The presented clinical case demonstrates the possibility of reconstruction of the upper jaw bone (zygomatic-orbital complex), which is characterized by the complexity of the bone tissue architectonics (three-dimensionality, different bone tissue thickness). The used polyvinylidene fluoride endoprosthesis allowed for the most accurate restoration of the zygomatic-orbital complex, without the development of postoperative complications in the reconstruction area. The selected low (30%) filling density was motivated by the low strength properties of the lower orbital wall and the lack of need to withstand high loads in this area. The use of a skin-bone fibular flap allowed for the restoration of the alveolar margin of the upper jaw, prevention of subsequent cicatricial deformation of the face (due to retraction of soft tissues) and creation of favorable conditions for subsequent dental implantation (Fig. 8). The use of the proposed method allowed for obtaining the maximum cosmetic and functional result. It should also be noted that in the postoperative period, taking into account the obtained histological result (leiomyosarcoma), the patient received chemoradiation therapy according to the radical program: radiation therapy with a total focal dose of 66 Gy + 6 courses of polychemotherapy. This circumstance allows us to conclude that the fluoropolymer implant is not a contraindication for the implementation and completion of special antitumor treatment and allows for such reconstructions in cancer patients.

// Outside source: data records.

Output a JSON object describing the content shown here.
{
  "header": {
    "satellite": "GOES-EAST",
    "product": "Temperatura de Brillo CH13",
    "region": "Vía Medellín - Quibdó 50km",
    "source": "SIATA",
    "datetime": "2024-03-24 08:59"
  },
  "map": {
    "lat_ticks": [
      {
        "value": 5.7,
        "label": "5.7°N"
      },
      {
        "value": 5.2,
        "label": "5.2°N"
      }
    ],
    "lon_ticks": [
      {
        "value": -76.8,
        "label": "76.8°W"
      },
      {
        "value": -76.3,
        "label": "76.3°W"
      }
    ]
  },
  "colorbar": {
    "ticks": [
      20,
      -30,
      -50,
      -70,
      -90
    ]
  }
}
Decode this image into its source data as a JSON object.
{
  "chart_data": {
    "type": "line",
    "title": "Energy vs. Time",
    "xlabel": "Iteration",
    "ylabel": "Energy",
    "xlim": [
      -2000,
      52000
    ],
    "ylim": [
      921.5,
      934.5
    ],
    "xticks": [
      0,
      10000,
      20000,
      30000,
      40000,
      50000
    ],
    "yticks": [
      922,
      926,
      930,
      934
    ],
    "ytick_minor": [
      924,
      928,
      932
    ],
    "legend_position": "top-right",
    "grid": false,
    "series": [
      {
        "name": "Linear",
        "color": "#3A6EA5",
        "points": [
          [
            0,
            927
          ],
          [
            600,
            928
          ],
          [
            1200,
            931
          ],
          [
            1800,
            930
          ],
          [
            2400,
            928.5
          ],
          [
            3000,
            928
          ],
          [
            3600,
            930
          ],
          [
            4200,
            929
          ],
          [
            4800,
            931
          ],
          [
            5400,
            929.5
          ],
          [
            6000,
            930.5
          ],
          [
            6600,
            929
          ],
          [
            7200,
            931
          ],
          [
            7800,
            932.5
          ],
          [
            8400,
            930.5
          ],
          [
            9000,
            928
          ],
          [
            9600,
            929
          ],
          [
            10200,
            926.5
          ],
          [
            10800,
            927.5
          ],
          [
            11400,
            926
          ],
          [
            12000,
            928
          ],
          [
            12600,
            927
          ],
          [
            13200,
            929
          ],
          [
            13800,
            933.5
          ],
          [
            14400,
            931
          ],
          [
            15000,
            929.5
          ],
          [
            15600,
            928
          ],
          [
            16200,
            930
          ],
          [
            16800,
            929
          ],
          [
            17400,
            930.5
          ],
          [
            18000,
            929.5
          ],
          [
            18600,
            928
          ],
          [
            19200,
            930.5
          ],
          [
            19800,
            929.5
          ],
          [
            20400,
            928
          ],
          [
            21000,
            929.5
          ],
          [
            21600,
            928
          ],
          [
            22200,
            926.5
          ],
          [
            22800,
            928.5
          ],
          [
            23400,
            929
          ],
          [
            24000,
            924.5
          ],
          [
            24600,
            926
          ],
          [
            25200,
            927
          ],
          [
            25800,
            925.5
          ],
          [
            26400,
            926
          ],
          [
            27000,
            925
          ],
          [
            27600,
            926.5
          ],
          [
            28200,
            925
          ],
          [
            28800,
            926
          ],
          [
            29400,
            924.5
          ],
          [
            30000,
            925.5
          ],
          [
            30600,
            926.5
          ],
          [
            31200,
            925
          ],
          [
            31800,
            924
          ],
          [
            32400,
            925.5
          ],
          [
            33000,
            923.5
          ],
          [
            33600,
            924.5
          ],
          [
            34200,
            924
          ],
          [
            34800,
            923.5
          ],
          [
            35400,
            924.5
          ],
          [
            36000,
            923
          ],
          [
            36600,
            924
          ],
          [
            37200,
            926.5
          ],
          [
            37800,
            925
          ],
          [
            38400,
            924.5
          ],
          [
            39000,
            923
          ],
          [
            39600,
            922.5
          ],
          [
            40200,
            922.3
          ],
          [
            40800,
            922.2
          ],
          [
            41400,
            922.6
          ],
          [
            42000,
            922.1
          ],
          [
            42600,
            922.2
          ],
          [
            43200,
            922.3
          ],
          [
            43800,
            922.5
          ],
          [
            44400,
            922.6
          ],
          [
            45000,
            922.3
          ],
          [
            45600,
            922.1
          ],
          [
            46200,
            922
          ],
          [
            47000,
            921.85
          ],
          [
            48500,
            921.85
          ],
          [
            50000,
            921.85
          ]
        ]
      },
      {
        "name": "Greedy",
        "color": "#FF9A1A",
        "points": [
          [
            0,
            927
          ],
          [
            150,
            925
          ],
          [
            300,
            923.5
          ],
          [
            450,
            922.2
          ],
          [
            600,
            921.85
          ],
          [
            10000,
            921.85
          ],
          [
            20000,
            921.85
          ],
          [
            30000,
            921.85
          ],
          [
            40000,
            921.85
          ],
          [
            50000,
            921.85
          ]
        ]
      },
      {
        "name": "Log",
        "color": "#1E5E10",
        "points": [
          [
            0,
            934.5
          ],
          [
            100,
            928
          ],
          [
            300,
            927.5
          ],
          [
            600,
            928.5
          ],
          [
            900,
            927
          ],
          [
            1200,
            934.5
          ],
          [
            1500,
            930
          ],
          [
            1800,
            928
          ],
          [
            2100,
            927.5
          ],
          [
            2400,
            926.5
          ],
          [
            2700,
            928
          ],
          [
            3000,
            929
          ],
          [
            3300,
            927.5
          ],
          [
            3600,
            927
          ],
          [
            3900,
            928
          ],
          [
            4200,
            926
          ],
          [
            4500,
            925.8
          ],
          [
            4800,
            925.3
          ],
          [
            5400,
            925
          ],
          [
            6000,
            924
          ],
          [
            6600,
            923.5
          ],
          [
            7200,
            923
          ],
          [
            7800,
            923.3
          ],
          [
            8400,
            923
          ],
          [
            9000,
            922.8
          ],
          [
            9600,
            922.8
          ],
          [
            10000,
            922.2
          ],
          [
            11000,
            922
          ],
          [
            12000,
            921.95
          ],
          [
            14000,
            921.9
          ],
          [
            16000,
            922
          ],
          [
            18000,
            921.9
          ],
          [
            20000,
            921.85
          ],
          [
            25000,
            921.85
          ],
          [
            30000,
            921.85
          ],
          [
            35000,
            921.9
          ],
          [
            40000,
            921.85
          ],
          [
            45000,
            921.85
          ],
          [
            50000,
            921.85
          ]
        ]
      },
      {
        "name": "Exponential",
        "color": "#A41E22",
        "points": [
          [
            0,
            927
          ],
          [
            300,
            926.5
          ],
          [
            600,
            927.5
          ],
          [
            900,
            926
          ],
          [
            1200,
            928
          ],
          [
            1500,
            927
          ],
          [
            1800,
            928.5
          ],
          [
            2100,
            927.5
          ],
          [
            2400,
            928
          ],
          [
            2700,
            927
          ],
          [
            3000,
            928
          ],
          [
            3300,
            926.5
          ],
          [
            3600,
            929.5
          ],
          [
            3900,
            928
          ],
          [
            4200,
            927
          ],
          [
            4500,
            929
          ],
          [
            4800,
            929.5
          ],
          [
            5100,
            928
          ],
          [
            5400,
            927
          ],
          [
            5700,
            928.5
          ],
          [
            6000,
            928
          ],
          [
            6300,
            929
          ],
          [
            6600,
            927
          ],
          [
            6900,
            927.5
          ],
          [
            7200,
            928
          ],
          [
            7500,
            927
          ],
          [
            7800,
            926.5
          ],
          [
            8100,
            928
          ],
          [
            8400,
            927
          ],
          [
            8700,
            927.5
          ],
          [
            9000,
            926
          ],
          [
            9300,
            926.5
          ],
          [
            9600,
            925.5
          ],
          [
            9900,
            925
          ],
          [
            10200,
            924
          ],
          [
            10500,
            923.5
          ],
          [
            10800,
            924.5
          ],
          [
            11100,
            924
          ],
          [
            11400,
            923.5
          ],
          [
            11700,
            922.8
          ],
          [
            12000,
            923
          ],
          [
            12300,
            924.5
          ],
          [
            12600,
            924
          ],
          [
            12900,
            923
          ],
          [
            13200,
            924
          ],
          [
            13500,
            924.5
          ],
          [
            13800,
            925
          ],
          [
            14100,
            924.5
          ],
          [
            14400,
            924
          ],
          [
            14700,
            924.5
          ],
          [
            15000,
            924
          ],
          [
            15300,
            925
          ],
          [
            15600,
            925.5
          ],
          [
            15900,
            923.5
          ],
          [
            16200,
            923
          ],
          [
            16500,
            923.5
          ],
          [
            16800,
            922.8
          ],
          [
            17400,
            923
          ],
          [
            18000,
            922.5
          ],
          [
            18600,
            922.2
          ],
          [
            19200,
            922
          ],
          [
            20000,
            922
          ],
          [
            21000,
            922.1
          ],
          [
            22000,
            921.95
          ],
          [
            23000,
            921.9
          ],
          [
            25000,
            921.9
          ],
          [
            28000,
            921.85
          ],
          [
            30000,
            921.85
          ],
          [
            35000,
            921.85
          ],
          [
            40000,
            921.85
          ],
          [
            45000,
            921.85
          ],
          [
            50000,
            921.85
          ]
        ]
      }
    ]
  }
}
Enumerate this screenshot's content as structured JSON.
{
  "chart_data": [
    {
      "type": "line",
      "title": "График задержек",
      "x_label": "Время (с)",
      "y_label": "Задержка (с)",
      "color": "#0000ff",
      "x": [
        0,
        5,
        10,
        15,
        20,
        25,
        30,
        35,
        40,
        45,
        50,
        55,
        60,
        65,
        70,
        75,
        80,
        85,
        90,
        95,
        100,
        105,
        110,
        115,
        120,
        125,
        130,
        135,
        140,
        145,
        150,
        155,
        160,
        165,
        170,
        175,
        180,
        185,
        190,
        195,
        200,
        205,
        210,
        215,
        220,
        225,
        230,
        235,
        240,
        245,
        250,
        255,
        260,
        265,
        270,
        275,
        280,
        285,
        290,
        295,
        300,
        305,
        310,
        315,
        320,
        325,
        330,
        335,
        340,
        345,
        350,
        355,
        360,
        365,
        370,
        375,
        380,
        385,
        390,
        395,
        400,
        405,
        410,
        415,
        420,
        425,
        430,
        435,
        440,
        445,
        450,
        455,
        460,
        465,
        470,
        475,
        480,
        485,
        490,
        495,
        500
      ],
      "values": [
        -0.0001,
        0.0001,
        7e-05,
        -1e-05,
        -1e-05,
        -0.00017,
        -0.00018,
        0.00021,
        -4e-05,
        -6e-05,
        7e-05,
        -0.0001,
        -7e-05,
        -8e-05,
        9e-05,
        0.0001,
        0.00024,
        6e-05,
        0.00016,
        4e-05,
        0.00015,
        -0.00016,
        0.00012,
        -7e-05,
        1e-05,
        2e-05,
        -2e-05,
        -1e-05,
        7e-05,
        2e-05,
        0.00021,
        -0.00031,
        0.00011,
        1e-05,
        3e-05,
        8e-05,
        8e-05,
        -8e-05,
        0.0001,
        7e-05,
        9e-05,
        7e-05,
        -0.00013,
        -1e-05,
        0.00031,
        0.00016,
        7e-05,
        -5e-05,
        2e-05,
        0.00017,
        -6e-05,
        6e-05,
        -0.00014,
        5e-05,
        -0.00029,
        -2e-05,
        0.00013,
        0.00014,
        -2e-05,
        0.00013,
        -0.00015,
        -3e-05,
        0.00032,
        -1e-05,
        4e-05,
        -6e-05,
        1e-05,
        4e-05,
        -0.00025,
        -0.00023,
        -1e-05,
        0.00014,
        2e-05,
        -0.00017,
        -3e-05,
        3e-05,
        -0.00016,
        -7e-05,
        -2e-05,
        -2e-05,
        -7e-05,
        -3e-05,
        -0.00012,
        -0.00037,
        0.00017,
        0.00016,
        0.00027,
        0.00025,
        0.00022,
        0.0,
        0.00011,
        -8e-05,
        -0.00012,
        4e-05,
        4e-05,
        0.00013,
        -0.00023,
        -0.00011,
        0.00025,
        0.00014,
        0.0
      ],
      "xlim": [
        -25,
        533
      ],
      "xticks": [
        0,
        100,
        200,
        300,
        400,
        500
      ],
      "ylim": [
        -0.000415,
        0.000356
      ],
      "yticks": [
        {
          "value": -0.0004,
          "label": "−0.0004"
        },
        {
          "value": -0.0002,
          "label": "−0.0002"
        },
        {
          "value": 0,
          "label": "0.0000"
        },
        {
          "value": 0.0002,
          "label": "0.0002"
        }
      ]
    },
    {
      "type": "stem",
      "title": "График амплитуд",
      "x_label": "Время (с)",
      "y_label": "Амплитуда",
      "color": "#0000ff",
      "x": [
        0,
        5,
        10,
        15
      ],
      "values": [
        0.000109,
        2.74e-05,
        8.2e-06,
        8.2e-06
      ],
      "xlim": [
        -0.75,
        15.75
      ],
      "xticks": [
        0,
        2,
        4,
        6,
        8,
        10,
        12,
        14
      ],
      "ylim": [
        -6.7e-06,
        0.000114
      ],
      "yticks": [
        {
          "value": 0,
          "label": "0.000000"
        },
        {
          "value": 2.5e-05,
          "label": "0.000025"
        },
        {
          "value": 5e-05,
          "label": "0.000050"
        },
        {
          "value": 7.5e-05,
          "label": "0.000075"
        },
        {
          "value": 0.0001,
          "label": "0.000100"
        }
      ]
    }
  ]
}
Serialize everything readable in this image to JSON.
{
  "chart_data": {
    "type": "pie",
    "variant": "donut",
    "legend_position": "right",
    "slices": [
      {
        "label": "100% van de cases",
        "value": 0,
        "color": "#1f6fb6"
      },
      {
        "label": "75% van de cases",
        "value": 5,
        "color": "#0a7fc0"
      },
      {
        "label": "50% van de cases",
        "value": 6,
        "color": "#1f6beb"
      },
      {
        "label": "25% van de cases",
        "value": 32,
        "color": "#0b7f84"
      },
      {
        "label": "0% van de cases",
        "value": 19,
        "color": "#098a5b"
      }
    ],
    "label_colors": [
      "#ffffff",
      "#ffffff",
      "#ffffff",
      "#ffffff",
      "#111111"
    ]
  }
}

Thus, the use of the proposed method makes it possible to effectively reconstruct the defect of the upper jaw. The used polyvinylidene fluoride endoprosthesis allows for the most accurate restoration of the bone structures of the upper jaw - the zygomatic-orbital complex, without increasing the frequency of postoperative complications from the reconstruction area, and without affecting the sequence and stage of the antitumor treatment, and the use of a chimeric skin-bone fibular flap creates favorable conditions for the biointegration of the endoprosthesis due to its surrounding bone and soft tissues. The use of the proposed method allows for obtaining the maximum cosmetic and functional result in the reconstruction of combined defects of the upper jaw.

Claims (1)

A method for eliminating combined defects of the upper jaw using a custom endoprosthesis, including replacing the defect after performing a resection of the affected bone structures with an endoprosthesis made of reconstructive material based on spiral computed tomography data of the facial skeleton individually for each patient using 3D printing technology using the layer-by-layer fusion method, sterilization, installation and fixation in the defect area after its preparation, including removal of soft tissues around the bone edges, alignment of the bone edge of the defect by milling the bone edges of the wound, checking the accuracy of contact of all attachment points of the endoprosthesis with the bone edges of the defect, forming holes in the bone edges of the defect and fixing the endoprosthesis in them using titanium mini-screws, and, in the absence of flotation of the endoprosthesis under load, covering it with a free revascularized blood-supplied soft tissue flap with a good blood supply, characterized in that the reconstructive material used is polyvinylidene fluoride with a porous architecture represented by interconnected spherical micropores with a diameter of 300 to 900 µm and a wall thickness of 100 to 300 µm, the filling density during printing is from 30 to 75%, on the outside the defect area is covered with a skin-bone-muscle fibular flap.